I was wondering how a realistic fusion-or-something rocket would fly... More specifically, I wonder about the time dilation that would be experienced (say in the classic example of two twins).
So, of course I started by searching the web for some nice calculators... There are two that do basically the same thing, this is one of them:
http://nathangeffen.webfactional.com/spacetravel/spacetravel.php
It assumes some acceleration a for half of the trip and the same a deceleration for the other half. But for large distances your spaceship's velocity climbs really fast to over 95% of c, at which point I'd assume the spaceship will start getting thermalized by blue-shifted cosmic rays and dust... So I'd like to calculate time dilation for a trip like that:
1) launch, accelerate at a
2) reach a given max v and stop the thrust
3) decelerate at a, land
Would that be the same as summing up (1), (3) with the calculator above, with (2) from a calculator that assumes constant velocity? Or if not, what would be a formula for variable relativistic acceleration?
Alternatively, is there a way to calculated a, based on a set max v and distance?
[I'm interested in is the final age difference of twins, one observer, the other on a relativistic rocket with a max-v limit, given the distance and max-v or a.]
Edit: If I wasn't clear before, I'm asking for a given v max, NOT 0.95c or anything near it. For fusion, probably up to 0.2c? But that's not the point - I'm looking to calculate for any reasonably relativistic maximum v.
Edit #2: So I went ahead and tried to do the math... Can someone check if it is conceptually ok? I'm still not sure I can sum time intervals that way... Also, I'm ignoring any jerk from (1)->(2) and (2)->(3).
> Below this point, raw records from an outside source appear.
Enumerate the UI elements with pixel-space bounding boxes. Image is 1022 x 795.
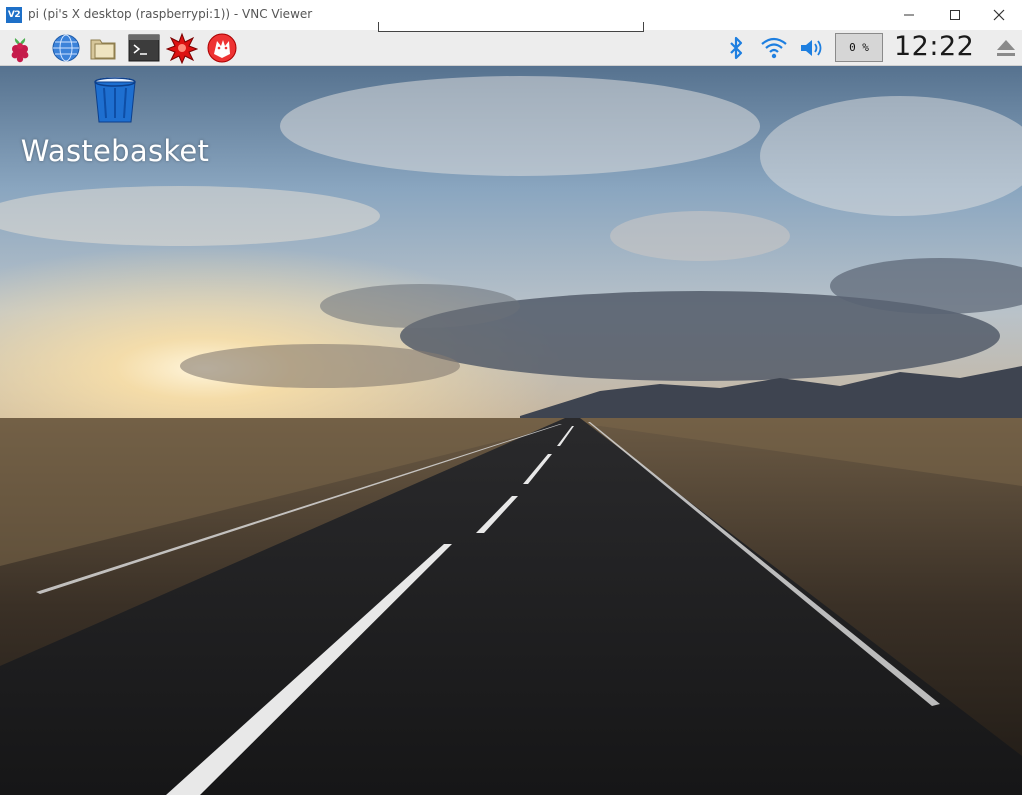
volume-icon [801, 40, 822, 56]
bluetooth-icon [730, 36, 743, 60]
desktop[interactable]: Wastebasket [0, 66, 1022, 795]
close-icon [993, 9, 1005, 21]
eject-icon [997, 40, 1015, 56]
vnc-viewer-logo-icon: V2 [6, 7, 22, 23]
raspberry-menu-icon [11, 38, 29, 63]
web-browser-icon [52, 34, 80, 62]
desktop-icon-wastebasket[interactable]: Wastebasket [20, 74, 210, 184]
taskbar-panel: 0 % 12:22 [0, 30, 1022, 66]
web-browser-button[interactable] [50, 32, 82, 64]
wifi-button[interactable] [760, 34, 788, 62]
maximize-button[interactable] [932, 0, 978, 30]
math-kernel-icon [166, 32, 198, 64]
wolfram-icon [207, 33, 237, 63]
file-manager-icon [90, 39, 116, 60]
vnc-toolbar-handle[interactable] [378, 22, 644, 32]
minimize-button[interactable] [886, 0, 932, 30]
maximize-icon [950, 10, 960, 20]
desktop-icon-label: Wastebasket [20, 134, 210, 168]
file-manager-button[interactable] [88, 32, 120, 64]
terminal-button[interactable] [128, 32, 160, 64]
minimize-icon [904, 14, 914, 16]
volume-button[interactable] [798, 34, 826, 62]
eject-button[interactable] [992, 34, 1020, 62]
wolfram-button[interactable] [206, 32, 238, 64]
cpu-usage-monitor[interactable]: 0 % [835, 33, 883, 62]
bluetooth-button[interactable] [722, 34, 750, 62]
close-button[interactable] [976, 0, 1022, 30]
math-kernel-button[interactable] [166, 32, 198, 64]
terminal-icon [128, 34, 160, 62]
wifi-icon [761, 37, 787, 59]
clock[interactable]: 12:22 [894, 31, 974, 62]
window-title: pi (pi's X desktop (raspberrypi:1)) - VN… [28, 7, 313, 21]
trash-icon [94, 77, 136, 123]
raspberry-menu-button[interactable] [4, 32, 36, 64]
Indexes refer to which part of the trip I'm talking about. c is speed of light, v, t, d are measured based on stationary observer. T is time on-board. ch and th are hyperbolic function. Acceleration formulas from: http://math.ucr.edu/home/baez/physics/Relativity/SR/Rocket/rocket.html Time dilation from memory.
$$T_{tot} = T_1 + T_2+T_3 = 2T_1 + T_2$$
$$v_f = c*th(a*T_1/c) => T_1 = c*th^{-1}(v_f/c)/a$$
$$T_2 = t_2*sqrt(1-(v_f/c)^2) = d_2*sqrt(1-(v_f/c)^2)/v_f $$
$$d_2 = d_{tot} - 2*d_1 = d_{tot} - 2*c^2*(ch(a*T_1/c)-1)/a $$
Hence:
$$T = 2*c*th^{-1}(v_f/c)/a + sqrt(1-(v_f/c)^2)/v_f*[d_{tot} - 2*c^2*(ch(a*T_1/c)-1)/a]$$
$$T = 2*c*th^{-1}(v_f/c)/a + sqrt(1-(v_f/c)^2)/v_f*[d_{tot} + 2*c^2/a - 2*c^2/(a*sqrt(1-(v_f/c)^2)]$$
$$T = 2*c*ch^{-1}(1/sqrt(1-(v_f/c)^2))/a + d_{tot}*sqrt(1-(v_f/c)^2)/v_f - 2*c^2*(1-sqrt(1-(v_f/c)^2))/(a*v_f)$$
So that's the time on-board T as a function of total distance, acceleration and the top velocity which you can reach without starting to burn... Please tell me if that's correct, and if not, how to correct it?